Linsky: Fairness in tolls

My constituents are mad as hell and won't take it any more. And I don't blame them - I am just as mad.

What has all of us so angry is the Mass Turnpike's plan to raise tolls again - for the second time this year and by a grand total of 125 percent.

The Mass Turnpike, you see, is drowning in debt and cannot survive financially under the current system. They need revenue, and a lot of it, to pay off their bonds.

It would be fine if the tolls we pay went to pay off the bonds that built the roads on which we drive, but the bonds are for the Big Dig - central artery project, the Ted Williams Tunnel and the Zakim Bridge, as well as the maze of connector roads and tunnels, ventilation buildings and supporting infrastructure.
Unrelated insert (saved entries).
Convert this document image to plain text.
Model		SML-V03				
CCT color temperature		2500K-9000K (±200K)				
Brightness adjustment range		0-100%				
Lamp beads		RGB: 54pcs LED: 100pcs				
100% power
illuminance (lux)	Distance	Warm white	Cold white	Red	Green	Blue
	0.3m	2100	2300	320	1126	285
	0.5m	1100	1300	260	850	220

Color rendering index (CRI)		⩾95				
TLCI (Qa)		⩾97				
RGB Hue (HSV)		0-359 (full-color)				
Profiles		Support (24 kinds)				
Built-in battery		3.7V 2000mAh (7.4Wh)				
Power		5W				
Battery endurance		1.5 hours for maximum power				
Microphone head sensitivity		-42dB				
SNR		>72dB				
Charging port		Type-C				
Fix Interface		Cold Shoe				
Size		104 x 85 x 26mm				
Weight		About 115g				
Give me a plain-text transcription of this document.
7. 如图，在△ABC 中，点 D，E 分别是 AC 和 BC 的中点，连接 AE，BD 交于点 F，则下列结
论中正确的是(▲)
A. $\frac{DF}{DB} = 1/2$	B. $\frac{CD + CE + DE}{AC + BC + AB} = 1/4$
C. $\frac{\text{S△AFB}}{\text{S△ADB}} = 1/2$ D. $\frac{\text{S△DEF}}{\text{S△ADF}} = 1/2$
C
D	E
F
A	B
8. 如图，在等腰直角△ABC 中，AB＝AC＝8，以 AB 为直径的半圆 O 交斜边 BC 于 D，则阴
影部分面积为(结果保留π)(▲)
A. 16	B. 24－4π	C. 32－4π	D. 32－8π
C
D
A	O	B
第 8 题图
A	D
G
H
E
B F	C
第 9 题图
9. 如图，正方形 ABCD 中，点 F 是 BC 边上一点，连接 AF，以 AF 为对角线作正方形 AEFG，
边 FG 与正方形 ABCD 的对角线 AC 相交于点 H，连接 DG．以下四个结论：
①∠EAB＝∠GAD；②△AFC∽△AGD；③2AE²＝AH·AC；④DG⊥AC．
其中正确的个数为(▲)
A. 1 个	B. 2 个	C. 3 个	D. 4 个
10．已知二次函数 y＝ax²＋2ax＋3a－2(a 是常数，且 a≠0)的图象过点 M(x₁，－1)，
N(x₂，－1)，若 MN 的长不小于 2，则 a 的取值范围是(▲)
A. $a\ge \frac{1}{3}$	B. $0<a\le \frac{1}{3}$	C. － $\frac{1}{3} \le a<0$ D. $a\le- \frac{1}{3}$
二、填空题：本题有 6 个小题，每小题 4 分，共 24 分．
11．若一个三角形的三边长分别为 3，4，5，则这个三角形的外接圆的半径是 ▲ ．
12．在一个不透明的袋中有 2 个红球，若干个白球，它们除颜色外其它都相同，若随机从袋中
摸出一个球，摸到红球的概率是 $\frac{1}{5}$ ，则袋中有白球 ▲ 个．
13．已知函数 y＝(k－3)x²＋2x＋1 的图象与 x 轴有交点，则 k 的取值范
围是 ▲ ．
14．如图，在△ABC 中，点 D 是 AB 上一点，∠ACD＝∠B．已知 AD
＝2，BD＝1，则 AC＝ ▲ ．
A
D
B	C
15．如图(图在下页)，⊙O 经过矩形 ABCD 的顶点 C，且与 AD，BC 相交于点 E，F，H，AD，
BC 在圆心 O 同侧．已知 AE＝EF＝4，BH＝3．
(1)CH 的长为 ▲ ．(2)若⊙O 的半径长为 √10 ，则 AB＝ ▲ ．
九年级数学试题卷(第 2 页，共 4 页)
The Big Dig has a scheme of ever-increasing bond payments that require ever-increasing revenue to pay them. In fact, the Big Dig accounts for 80 percent of the Mass Turnpike Authority's debt. Where does the Turnpike Authority have to turn to pay these debts? Right now, there is nowhere else to turn but the toll payer.

And to make matters worse, they can only utilize the tolls from the Weston/Newton tollbooths at Route 95/128, the Allston-Brighton tolls and the tunnel tolls. Through a legal fiction known as the Metropolitan Highway System, which was created to finance this mess in 1997, the tolls from the Turnpike west to the New York border cannot be tapped to pay for this. Consequently, what was a $2 round trip from Weston to Boston in 2002 and a $4 round trip in 2007 would be a $9 round-trip in 2009 under the latest proposal.

What really sticks in my constituents' craw however, if this was not bad enough, is that the drivers who get the principal benefit from the Big Dig - those who live south of Boston and those who commute down I-93 over the Zakim Bridge, pay exactly nothing in tolls toward the project. Nothing. Zip. Nada. Goose-egg.

What's the solution? The fairest way to deal with this is one in which either everyone pays the tolls for the project or no one pays tolls for it. A small increase in the gas tax - 3 or 4 cents per gallon - could replace all of the tolls collected at the Weston/Newton tolls and the Allston-Brighton tolls and have some left over for operation and maintenance. Although previously calculated by a percentage of the wholesale value of one gallon, the gas tax has remained fixed at 21 cents per gallon since the year 2000.

We could also save money by getting rid of the infrastructure needed to collect the tolls, save fuel burned waiting in line to pay those tolls, get cars off the city streets in Newton and Boston who go there trying to avoid the tolls and be left with a financing solution that is fair to everyone.

I know that no one wants to pay more for gasoline, but this increase would cost the average driver about 50 cents per week, but would save those of us living west of Boston $45 a week. And it would be fair. Isn't that what we should try and do in government?

David P. Linsky (D-Natick) is state representative for the Fifth Middlesex District, representing Natick, Sherborn and Millis.